Stuart offers some simple solutions to the problems of food waste: Don t purchase what you don t need, support businesses that donate excess food to charity, eat all the parts of an animal, and so on. The problem is more complex than the solutions, but without even steps like these, he says, nature is bound to get its revenge.
By Barbara Kingsolver
Reviewed by Carly Tushingham
A lacuna can be a cave, a space between objects or the piece of a story that s missing. That sense of something missing, of emptiness, pervades the first half of "The Lacuna," Barbara Kingsolver s first book since her bestselling 2007 locavore memoir-cum-manifesto "Animal, Vegetable, Miracle" and her first novel in almost a decade.
The Lacuna begins through the journal entries of one Harrison William Sheppard, the child of a gold-digging Mexican mother and an absent American father, who is stuck between families, friends, jobs and countries. Sheppard s ability to mix dough leads him to cooking for artists Diego Rivera and his wife Frida Kahlo. Working in their household introduces him to Stalin opponent Leon Trotsky, and he becomes his translator. After Trotsky s assassination, Sheppard returns to the U.S. to begin a writing career.
Harrison s flat, emotionless descriptions of his somewhat aimless life in 1930s Mexico have a sense of the lacuna of the novel s title, but the diary rarely engages the reader. It s as if the narrator and author Kingsolver aren't trying.
When the novel does kick into high gear, as anticommunist paranoia erupts north of the border, so does Sheppard's story (and Kingsolver's telling of it).
Kingsolver captures the chilling atmosphere of the fearful McCarthy era as Sheppard's past friendships with known communists begin to catch up with him. And a life that seemed so simple, bland and aimless has more complexity, color and even drive than he much less anyone else would care to experience.
Under the Dome
By: Stephen King
Reviewed by Robert J. Hughes
All politics is local. Especially in Stephen King s gripping new novel in which an ordinary Maine town populated with ordinary folk who are able to rise above or unleash their personal demons is suddenly and horrifically trapped under an invisible electronic dome, cut off from the rest of America.
This is good news for certain nefarious town leaders, who hate the liberal road the country has chosen. They are not only able to grab power, they conveniently are able to secede from the nation. As they run things their way, events turn uglier. Imagine a hothouse situation where people in confinement must come to terms with dwindling supplies, frazzled nerves, unbridled corruption. Now imagine it on a bigger, grander scale: King s "Under the Dome" is Sartre s "No Exit" as a millennial American version of hell is other people.

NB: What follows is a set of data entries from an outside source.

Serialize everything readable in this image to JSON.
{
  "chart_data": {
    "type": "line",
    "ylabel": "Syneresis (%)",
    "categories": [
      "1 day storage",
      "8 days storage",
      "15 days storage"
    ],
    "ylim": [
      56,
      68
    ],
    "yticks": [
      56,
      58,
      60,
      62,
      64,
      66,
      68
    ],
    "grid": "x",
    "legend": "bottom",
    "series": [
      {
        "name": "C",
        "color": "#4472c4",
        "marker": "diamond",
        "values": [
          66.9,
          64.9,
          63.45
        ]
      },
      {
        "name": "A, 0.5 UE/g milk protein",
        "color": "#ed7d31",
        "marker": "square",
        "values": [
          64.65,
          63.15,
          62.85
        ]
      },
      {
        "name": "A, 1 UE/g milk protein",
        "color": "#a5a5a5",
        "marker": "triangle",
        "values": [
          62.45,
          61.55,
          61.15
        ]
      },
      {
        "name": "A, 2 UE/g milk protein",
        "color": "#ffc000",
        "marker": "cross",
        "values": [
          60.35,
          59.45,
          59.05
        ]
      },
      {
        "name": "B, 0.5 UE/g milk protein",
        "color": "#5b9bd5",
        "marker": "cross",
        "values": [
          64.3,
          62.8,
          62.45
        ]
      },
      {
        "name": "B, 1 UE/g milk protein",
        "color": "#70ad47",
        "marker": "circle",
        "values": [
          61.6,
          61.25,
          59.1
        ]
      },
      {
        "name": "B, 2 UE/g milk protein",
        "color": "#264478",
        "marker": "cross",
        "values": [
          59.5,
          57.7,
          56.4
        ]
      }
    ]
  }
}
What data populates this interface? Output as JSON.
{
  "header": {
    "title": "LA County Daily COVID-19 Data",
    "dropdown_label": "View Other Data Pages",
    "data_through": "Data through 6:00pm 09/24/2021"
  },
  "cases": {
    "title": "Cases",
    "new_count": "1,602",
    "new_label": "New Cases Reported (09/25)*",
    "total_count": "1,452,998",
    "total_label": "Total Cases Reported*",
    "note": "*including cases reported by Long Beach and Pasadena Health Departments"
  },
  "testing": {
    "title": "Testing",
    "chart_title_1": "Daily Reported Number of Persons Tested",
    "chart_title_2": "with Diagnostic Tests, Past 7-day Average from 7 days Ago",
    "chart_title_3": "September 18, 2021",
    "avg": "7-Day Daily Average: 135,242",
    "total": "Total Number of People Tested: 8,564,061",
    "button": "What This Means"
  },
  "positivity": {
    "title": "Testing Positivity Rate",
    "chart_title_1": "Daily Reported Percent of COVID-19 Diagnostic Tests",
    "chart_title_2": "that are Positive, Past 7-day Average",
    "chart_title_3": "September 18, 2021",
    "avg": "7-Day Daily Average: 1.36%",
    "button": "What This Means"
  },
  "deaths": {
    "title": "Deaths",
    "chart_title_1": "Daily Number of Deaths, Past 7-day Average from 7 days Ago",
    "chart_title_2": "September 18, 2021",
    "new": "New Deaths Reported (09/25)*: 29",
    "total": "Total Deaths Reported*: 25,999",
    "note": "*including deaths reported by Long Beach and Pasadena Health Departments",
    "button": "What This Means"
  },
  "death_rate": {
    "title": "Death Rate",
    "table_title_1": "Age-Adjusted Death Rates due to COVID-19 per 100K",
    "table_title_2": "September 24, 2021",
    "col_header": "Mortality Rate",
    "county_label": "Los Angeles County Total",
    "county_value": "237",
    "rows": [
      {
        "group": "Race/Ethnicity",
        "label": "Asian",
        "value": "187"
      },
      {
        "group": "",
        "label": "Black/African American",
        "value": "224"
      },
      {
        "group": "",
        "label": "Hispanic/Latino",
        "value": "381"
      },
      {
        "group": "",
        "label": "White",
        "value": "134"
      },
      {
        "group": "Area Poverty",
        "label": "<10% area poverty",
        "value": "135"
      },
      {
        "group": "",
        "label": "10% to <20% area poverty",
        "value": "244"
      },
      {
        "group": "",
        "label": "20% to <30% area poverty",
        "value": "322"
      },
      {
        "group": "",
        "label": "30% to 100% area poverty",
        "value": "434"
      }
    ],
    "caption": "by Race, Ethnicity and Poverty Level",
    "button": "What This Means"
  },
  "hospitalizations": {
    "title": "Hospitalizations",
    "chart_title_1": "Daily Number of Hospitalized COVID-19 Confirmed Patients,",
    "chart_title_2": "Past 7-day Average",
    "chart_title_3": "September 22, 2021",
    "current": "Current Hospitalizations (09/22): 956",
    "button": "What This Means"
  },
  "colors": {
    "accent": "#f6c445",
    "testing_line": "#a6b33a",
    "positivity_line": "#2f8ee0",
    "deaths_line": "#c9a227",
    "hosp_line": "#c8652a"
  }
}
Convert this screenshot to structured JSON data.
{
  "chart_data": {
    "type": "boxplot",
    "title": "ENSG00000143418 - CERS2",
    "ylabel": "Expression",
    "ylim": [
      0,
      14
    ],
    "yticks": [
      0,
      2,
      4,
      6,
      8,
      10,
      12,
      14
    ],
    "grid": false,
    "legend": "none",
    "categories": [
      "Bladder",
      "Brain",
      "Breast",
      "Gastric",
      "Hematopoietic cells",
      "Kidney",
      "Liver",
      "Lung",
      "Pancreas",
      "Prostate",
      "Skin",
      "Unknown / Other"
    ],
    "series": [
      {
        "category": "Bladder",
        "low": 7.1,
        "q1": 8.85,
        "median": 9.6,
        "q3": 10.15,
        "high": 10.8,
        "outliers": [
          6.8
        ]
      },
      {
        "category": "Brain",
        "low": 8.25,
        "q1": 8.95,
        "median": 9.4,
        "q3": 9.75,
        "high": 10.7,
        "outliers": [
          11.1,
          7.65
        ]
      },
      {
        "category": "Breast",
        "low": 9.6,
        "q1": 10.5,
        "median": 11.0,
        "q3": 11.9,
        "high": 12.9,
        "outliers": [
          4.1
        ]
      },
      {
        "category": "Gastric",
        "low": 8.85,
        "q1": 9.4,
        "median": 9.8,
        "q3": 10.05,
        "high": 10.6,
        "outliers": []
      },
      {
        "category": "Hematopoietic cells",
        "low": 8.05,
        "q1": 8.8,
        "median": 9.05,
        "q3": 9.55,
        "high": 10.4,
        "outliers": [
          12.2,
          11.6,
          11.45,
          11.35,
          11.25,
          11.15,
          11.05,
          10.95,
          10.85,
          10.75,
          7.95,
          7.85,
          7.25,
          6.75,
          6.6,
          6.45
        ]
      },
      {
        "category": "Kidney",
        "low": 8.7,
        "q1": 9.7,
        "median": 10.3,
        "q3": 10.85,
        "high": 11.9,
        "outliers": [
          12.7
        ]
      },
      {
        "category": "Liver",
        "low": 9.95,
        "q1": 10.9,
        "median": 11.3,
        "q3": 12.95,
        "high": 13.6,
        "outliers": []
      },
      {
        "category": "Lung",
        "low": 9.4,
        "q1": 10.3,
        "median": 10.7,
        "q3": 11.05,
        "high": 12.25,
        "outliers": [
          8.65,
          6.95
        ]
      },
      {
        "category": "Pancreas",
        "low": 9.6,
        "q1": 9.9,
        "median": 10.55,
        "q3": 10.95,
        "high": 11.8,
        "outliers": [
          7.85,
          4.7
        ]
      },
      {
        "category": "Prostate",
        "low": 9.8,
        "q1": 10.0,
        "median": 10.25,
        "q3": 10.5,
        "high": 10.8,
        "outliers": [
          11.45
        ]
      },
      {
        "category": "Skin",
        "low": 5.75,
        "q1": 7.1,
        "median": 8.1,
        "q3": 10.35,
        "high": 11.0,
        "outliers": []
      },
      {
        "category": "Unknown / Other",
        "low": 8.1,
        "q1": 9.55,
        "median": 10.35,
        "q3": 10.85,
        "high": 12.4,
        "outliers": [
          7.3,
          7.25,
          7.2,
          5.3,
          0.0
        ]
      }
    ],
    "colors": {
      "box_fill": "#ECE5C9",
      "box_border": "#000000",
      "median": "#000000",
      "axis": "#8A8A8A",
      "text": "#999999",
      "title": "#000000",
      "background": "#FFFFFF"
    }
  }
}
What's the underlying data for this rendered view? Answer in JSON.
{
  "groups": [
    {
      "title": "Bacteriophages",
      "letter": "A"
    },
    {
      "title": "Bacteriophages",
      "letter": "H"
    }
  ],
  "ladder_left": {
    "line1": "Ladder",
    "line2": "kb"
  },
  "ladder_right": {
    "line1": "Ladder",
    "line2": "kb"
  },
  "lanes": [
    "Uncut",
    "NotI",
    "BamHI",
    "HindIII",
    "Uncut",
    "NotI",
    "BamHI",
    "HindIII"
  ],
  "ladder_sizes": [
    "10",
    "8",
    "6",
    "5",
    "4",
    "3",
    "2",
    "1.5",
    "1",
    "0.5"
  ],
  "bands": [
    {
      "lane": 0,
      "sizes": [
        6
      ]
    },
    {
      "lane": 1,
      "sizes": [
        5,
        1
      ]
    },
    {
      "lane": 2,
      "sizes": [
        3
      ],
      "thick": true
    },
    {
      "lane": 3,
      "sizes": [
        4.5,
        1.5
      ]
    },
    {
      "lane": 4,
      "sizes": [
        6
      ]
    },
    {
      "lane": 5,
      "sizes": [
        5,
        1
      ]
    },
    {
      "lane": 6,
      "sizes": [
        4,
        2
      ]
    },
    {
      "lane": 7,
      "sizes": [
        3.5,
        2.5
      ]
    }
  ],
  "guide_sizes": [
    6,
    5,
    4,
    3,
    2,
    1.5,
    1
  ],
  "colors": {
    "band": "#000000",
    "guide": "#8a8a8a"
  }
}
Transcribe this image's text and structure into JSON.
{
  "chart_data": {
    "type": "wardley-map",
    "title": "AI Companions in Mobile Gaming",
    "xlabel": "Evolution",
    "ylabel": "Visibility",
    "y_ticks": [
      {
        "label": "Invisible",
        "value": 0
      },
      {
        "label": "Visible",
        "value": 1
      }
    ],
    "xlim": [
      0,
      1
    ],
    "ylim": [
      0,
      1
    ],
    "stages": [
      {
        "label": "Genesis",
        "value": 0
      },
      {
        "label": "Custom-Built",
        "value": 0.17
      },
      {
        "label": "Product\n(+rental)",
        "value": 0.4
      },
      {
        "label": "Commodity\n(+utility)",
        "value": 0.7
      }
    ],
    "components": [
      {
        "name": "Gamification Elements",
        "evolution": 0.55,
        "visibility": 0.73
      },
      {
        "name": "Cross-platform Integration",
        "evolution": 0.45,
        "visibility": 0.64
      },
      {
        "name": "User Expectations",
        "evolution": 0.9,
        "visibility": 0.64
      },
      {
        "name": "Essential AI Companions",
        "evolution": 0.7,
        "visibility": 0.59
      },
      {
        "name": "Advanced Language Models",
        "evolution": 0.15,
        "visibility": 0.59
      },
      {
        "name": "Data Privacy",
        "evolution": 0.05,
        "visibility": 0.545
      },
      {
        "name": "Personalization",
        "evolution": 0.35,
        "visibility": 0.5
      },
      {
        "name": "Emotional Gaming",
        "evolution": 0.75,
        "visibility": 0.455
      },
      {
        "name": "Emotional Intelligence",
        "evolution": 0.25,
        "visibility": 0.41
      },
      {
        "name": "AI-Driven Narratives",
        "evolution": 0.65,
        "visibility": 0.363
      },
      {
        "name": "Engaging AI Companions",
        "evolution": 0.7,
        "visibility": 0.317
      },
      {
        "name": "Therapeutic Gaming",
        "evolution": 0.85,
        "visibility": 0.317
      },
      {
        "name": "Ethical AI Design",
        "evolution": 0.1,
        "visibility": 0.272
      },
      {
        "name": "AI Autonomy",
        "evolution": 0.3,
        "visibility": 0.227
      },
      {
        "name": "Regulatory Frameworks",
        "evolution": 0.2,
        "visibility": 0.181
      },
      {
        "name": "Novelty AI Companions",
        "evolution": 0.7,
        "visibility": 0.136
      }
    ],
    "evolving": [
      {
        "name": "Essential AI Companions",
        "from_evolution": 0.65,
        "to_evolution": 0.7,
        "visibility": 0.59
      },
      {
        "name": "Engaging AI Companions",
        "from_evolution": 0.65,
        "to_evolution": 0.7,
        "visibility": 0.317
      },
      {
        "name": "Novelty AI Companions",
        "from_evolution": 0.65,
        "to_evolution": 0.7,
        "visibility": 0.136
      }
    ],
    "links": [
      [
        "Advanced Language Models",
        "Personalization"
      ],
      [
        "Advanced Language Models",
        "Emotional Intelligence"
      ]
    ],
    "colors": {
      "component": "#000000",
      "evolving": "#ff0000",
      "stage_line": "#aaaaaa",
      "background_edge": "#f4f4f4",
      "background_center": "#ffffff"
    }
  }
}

"Under the Dome" is a companion piece to one of King s most enduring novels, 1978 s "The Stand," about conflicting survivors of a deadly viral outbreak. Here, though, the large cast of characters inhabit a town rather than a devastated national landscape. The stakes are similar, though: good and evil, acceptance and retribution, fascistic isolationism and democratic community.
King remains a first-rate storyteller his novel starts out strong and keeps a reader plunging onward through its many chapters. But at well over 1,000 pages, "Under the Dome" may not fit into the average commuter briefcase. This may be one novel that argues for having a Kindle.